Aneta, zgadzam się z Tobą i nie. Sama mam koleżankę, marnieje w oczach z insulinoopornością, hashi, niedoborem hormonów. Na początku bombardowalam ją linkami do Pepsi lub innego bloga, bardziej”normalnego” ;), o dietetyce i smutno mi, bo ona tam nawet nie zajrzała. W czym się z Tobą nie zgadzam, to że szukasz dla nich wymówek. NIE MA wymówek. Albo chcesz ruszyć, albo nie. Twoje i moja koleżanki nie są na to gotowe, więc zostawmy je w spokoju i pozwólmy żyć własnym życiem, bo takie mają widocznie lekcje do przerobienia, a w zamian zajmijmy się sobą. Może to jest właśnie nasza lekcja, żyj i pozwól umrzeć, bo chcieć to móc..?
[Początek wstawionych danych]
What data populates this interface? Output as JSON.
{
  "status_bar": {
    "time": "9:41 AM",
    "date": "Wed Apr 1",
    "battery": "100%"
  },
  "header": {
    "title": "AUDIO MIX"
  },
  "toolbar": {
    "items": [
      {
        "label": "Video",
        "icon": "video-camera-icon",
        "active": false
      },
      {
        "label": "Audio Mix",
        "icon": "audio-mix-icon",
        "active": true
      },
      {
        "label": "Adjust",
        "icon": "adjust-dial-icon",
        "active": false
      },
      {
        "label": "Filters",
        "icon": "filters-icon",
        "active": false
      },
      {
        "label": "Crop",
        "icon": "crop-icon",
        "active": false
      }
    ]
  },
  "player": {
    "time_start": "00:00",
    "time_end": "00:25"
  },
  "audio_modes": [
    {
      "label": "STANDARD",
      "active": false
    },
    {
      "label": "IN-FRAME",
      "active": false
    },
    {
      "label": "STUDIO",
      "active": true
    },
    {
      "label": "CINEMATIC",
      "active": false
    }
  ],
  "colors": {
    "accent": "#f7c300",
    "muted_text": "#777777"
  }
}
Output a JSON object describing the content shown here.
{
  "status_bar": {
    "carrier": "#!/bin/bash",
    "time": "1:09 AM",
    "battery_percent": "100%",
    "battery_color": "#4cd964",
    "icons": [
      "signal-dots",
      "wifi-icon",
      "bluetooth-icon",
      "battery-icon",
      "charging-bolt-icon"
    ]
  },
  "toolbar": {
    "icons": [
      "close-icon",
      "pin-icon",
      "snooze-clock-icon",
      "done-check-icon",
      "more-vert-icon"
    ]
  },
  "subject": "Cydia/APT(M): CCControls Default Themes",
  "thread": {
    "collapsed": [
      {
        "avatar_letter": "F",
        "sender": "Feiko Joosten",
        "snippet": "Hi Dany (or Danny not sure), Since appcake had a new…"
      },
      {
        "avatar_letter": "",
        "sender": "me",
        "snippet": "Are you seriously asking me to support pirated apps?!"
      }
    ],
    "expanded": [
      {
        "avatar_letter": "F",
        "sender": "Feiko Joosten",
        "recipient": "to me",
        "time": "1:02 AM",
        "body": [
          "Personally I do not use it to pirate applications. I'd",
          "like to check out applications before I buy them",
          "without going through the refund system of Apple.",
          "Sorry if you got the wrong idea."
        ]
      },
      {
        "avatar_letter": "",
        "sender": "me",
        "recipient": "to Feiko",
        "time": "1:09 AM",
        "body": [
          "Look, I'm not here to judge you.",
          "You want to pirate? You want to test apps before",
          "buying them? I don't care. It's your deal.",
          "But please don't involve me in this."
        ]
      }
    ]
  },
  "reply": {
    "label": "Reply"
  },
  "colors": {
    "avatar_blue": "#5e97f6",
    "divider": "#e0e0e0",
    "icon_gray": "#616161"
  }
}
Ta, gotowość to jedno, warunki to drugie co daje rozwiązanie trzecie – Odpuścić, bo każdy jest idealny w swojej roli i na swoim miejscu. I patrząc na moje wielodzieciate, zameżne i szczęśliwe koleżanki widzę, że się spełniają i starają się codziennie być lepszymi wersjami siebie. Nawet poprzez nieudane próby konswekwentnego ciągnięcia „ascezy”, robią, szukają, nie poddają się i to jest dla mnie cholernie piękne 🙂
Też to znam z autopsji. Ja to rozumiem w ten sposób – aby korzystać z darów natury, trzeba sobie uskładać trochę dobrej karmy… Z moich dalszych i bliższych obserwacji – często nieciekawe intencje idą w parze z awersją do ziół, oczyszczania. Doskonałość, perfekcja wszechświata
Nie pójdę biegać na 40 minut jak mąż i dzieci są chore – oczywista sprawa. Ale pójdę biegać, jak ozdrowieją, albo poćwiczę z filmikiem z youtube’a, kiedy będą drzemać w rekonwalescencji. Wstawiwszy uprzednio zupę na gaz. Zobacz – mogę nie iść też biegać, gdy jestem sama z małym dzieckiem, bo nie mam go z kim zostawić. Mogę nie iść biegać, bo mam tyle roboty w pracy, że padam na pysk. Jeśli nie da rady 1 dzień, czy drugi dzień, to mówię sobie trudno – idę biegać 3-ego dnia. Nie ucinam sprawy, bo nie udało mi się raz czy dwa.